L’artiste se représente dans le costume de joueur de flûte du Hamelin – protagoniste de l’ancienne légende allemande transcrite par les frères Grimm – qu’il s’était fait confectionner pour son diplôme de fin d’études. Dans une petite ville de l’Allemagne du XIII ème siècle, un joueur de flûte prétend pouvoir déloger les rats qui infestaient Hamelin. Son instrument aux lèvres, il parcourt la ville pour attirer les rats avec sa musique. Il les entraîne vers la rivière Weser où ils se noient, libérant la ville du fléau. Revenant sur leur parole, le roi et les habitants refusent de lui remettre sa récompense et le chassent à coups de pierres. Pour se venger, le joueur de flûte revient quelques jours plus tard dans la nuit et, comme il l’avait fait avec les rongeurs, ensorcelle une centaine d’enfants et les mène hors de la ville. Les villageois ingrats ne les revirent plus jamais.
Matthieu Haberard interprète ce conte comme l’annonce de la fin de la naïveté qui survient au moment où les enfants quittent le cocon familial puis celui où les étudiants quittent leur école. Des échos de cette légende se retrouvent dans les attrapes rats d’Insomnia Market.

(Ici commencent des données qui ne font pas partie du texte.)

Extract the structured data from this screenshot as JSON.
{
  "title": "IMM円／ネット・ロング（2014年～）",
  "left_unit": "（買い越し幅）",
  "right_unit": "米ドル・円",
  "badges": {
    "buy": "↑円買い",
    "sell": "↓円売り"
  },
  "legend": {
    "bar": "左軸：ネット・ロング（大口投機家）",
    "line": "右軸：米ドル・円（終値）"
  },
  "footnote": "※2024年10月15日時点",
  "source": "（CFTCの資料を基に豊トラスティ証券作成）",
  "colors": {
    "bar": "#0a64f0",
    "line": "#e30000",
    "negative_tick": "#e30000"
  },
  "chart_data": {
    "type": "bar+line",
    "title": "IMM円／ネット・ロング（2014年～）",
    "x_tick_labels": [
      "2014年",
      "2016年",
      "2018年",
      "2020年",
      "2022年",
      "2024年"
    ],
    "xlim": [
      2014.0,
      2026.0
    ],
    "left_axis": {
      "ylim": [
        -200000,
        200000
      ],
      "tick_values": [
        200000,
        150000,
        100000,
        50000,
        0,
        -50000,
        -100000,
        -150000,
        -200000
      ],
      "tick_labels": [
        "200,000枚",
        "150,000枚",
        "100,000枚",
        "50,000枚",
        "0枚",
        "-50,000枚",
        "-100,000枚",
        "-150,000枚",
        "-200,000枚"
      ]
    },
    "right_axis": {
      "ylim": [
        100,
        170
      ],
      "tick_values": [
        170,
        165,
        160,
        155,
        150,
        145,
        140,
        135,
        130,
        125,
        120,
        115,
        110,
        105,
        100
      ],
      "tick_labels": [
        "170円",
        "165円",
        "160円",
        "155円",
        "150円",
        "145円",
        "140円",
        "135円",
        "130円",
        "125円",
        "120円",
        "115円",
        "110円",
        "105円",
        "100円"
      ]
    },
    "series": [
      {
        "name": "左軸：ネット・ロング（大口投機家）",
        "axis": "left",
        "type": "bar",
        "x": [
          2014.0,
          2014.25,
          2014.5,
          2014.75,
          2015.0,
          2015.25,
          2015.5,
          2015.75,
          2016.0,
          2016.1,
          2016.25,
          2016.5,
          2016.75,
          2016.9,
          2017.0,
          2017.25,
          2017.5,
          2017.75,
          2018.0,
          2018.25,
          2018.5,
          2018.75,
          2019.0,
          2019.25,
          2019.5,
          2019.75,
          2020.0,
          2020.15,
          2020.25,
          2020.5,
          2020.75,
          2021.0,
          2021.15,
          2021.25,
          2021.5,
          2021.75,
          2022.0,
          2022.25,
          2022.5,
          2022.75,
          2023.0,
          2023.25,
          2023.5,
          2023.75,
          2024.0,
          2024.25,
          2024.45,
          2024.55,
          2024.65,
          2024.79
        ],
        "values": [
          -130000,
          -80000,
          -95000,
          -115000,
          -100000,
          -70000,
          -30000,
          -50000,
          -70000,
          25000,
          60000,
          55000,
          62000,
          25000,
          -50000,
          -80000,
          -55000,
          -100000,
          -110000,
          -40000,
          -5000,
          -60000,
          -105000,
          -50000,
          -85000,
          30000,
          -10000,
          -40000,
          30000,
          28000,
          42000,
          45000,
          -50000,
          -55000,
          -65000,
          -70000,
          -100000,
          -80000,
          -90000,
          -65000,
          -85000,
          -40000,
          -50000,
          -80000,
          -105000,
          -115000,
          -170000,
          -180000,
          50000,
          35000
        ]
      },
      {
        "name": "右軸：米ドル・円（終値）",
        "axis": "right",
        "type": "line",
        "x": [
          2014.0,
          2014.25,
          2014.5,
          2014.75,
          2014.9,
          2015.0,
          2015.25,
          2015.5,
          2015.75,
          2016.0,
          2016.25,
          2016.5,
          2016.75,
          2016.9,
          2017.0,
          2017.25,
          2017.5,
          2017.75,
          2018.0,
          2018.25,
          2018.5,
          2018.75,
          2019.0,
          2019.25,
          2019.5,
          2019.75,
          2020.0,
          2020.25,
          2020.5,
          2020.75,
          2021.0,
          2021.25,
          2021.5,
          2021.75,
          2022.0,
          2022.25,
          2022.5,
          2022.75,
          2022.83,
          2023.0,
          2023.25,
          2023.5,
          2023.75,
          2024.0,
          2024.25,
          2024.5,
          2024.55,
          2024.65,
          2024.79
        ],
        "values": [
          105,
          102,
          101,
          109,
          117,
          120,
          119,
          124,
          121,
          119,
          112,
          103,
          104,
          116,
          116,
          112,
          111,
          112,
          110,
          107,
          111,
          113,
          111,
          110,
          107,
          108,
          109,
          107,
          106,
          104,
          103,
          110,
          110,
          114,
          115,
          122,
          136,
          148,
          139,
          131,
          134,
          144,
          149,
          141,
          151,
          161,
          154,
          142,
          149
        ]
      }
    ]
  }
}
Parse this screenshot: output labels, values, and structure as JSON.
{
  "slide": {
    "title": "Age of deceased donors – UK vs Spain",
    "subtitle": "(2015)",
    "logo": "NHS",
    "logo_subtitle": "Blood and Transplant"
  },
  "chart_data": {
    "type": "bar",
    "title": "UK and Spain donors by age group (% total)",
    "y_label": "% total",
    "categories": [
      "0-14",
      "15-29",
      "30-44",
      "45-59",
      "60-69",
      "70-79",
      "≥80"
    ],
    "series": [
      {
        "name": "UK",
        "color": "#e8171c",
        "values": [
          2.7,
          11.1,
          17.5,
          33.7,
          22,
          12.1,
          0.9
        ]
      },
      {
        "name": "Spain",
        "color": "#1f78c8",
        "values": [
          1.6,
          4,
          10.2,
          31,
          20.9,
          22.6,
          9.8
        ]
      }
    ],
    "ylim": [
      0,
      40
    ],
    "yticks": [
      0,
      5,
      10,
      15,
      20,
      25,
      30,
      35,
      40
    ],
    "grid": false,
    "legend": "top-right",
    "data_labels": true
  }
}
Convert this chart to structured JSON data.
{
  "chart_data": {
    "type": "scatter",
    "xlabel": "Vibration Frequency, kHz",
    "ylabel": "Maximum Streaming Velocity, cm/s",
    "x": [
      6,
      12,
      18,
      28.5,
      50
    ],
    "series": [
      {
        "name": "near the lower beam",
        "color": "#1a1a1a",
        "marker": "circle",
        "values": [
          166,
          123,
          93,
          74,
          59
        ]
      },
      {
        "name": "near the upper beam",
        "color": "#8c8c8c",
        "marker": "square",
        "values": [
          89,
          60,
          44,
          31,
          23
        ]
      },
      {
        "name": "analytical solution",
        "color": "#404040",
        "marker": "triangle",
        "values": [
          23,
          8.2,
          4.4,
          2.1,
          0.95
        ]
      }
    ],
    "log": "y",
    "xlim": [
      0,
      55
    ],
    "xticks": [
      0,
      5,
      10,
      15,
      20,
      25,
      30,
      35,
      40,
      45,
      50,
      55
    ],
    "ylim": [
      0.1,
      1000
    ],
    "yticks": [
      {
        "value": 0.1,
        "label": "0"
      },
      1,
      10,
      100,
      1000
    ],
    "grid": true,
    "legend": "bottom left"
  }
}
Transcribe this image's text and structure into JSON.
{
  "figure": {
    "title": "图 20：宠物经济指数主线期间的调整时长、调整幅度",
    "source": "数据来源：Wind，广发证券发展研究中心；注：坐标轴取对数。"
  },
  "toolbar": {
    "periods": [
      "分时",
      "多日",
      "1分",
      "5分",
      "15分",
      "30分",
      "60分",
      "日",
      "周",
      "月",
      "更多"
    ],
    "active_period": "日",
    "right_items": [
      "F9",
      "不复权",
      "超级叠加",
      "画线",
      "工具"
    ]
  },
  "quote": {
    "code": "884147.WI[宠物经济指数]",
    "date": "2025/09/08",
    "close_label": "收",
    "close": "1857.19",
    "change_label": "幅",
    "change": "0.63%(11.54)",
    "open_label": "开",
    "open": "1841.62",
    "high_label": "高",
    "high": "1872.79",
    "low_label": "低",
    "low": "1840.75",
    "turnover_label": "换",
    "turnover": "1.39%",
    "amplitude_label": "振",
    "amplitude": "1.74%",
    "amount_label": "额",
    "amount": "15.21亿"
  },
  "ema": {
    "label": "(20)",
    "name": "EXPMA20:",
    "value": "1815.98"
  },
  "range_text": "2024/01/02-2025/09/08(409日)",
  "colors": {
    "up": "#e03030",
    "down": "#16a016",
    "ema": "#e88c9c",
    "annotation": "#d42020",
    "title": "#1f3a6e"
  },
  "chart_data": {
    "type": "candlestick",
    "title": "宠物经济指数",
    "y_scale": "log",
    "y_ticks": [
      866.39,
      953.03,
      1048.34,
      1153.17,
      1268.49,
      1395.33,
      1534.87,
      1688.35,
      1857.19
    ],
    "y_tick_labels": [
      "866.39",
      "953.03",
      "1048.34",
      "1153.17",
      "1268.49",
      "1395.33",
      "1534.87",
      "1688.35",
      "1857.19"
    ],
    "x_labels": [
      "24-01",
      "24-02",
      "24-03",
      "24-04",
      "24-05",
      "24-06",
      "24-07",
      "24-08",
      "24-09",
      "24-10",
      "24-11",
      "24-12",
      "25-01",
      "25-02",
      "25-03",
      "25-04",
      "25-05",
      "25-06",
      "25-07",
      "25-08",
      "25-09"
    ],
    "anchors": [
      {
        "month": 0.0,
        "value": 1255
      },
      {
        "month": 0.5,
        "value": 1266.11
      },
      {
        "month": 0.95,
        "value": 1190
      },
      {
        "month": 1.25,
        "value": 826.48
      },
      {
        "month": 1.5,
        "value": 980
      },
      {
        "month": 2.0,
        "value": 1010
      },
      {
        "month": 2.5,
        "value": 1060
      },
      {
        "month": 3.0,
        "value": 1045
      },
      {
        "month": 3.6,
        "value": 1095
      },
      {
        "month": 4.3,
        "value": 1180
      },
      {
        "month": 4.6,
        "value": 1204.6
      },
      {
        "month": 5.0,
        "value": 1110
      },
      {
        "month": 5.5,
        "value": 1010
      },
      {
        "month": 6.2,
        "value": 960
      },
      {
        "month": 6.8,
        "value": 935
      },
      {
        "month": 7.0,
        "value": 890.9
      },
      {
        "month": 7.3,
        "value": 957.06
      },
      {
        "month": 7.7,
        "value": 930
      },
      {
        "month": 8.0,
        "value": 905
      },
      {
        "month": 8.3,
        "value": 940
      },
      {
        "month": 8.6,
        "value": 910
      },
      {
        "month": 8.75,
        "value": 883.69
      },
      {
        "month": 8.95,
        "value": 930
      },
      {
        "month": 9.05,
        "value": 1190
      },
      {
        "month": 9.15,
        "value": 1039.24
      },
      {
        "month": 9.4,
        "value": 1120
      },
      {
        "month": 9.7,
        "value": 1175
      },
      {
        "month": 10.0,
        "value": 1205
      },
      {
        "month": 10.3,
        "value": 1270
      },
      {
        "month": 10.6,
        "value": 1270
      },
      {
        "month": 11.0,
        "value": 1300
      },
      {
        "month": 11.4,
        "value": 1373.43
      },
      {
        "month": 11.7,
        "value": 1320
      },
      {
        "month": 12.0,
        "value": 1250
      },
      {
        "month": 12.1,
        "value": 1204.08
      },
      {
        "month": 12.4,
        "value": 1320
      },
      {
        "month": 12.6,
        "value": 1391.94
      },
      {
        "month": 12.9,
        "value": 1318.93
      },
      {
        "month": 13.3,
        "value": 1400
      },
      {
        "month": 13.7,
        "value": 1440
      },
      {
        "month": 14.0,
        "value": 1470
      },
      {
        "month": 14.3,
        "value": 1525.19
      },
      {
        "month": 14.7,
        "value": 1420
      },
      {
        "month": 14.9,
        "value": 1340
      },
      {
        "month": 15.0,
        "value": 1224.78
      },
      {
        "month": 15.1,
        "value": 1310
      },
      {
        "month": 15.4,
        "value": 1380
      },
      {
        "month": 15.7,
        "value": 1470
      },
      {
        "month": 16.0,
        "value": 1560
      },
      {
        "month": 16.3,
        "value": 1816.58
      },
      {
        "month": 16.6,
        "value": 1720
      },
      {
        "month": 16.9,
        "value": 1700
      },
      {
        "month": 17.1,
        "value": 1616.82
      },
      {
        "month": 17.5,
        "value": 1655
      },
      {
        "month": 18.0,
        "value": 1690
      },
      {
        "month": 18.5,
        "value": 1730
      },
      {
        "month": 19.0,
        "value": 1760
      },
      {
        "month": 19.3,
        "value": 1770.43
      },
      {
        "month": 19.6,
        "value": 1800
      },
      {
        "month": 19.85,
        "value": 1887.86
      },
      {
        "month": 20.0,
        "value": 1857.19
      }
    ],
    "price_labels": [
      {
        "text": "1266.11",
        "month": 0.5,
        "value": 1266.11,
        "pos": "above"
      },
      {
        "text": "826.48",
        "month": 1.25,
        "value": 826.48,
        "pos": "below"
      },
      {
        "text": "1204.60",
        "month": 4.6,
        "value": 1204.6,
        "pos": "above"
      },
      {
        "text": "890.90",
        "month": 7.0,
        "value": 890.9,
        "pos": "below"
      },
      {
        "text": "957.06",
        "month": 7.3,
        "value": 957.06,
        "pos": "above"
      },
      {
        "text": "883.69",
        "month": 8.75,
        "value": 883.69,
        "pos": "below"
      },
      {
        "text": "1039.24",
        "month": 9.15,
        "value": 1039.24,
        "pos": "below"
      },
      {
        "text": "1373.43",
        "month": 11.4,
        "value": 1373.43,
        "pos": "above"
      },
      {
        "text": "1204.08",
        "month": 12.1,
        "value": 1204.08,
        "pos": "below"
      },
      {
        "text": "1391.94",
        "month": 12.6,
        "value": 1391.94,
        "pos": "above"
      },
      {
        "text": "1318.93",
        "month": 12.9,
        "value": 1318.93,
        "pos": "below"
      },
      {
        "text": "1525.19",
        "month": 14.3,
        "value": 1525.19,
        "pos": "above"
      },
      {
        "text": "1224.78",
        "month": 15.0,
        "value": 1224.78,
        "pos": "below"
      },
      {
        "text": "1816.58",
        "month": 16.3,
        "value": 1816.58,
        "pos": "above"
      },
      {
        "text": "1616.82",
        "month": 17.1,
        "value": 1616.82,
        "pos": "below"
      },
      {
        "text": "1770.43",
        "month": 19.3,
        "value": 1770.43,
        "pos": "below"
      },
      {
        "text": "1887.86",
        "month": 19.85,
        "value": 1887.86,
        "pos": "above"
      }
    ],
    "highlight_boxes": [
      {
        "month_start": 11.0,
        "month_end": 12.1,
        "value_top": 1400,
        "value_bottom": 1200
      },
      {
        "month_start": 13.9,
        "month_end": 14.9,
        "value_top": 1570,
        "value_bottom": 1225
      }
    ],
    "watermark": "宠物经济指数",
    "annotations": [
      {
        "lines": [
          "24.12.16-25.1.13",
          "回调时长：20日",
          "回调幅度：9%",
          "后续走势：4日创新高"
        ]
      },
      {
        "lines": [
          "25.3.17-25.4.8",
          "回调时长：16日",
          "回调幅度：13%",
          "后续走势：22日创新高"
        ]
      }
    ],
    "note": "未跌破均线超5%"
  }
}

Inspirés de dispositifs médiévaux, eux aussi rappellent la peste qui marqua la période.
Ailleurs, la violence de l’information contraste avec la douceur des formes juvéniles. L’exposition Le rêve des fourmis évoque les spectacles de marionnettes qui servaient – à grand renfort de bastonnades – à renseigner les populations à l’époque médiévale. Matthieu Haberard s’inspire d’un teatrino de Pino Pascali – un de ses artistes préférés – et le croise avec un robot Transformers. Mais c’est un robot en pause, vide de contenu, privé de l’intelligence artificielle qu’on voudrait prêter aux machines contemporaines. Le spectateur de l’exposition, comme le paysan d’autrefois, attend l’information venant d’un pantin dont on ignore qui tire les ficelles.
Le travail de Matthieu Haberard regorge ainsi de références à l’Histoire de l’Art, de la plus classique à la plus contemporaine. L’écouter parler de son travail, c’est aussi entendre des noms comme Germano Ceylan, Eva Hesse, Larry Bell, Walter Benjamin et Alain Badiou. Toutefois, loin de valoriser une pratique qui serait l’illustration de disciplines académiques, il accueille volontiers les formes moins calibrées, plus libres et énigmatiques. Sa recherche du dissensus, espace où les confrontations et les antagonismes peuvent s’exprimer, passe ainsi par la quête d’un équilibre entre hédonisme visuel et densité théorique.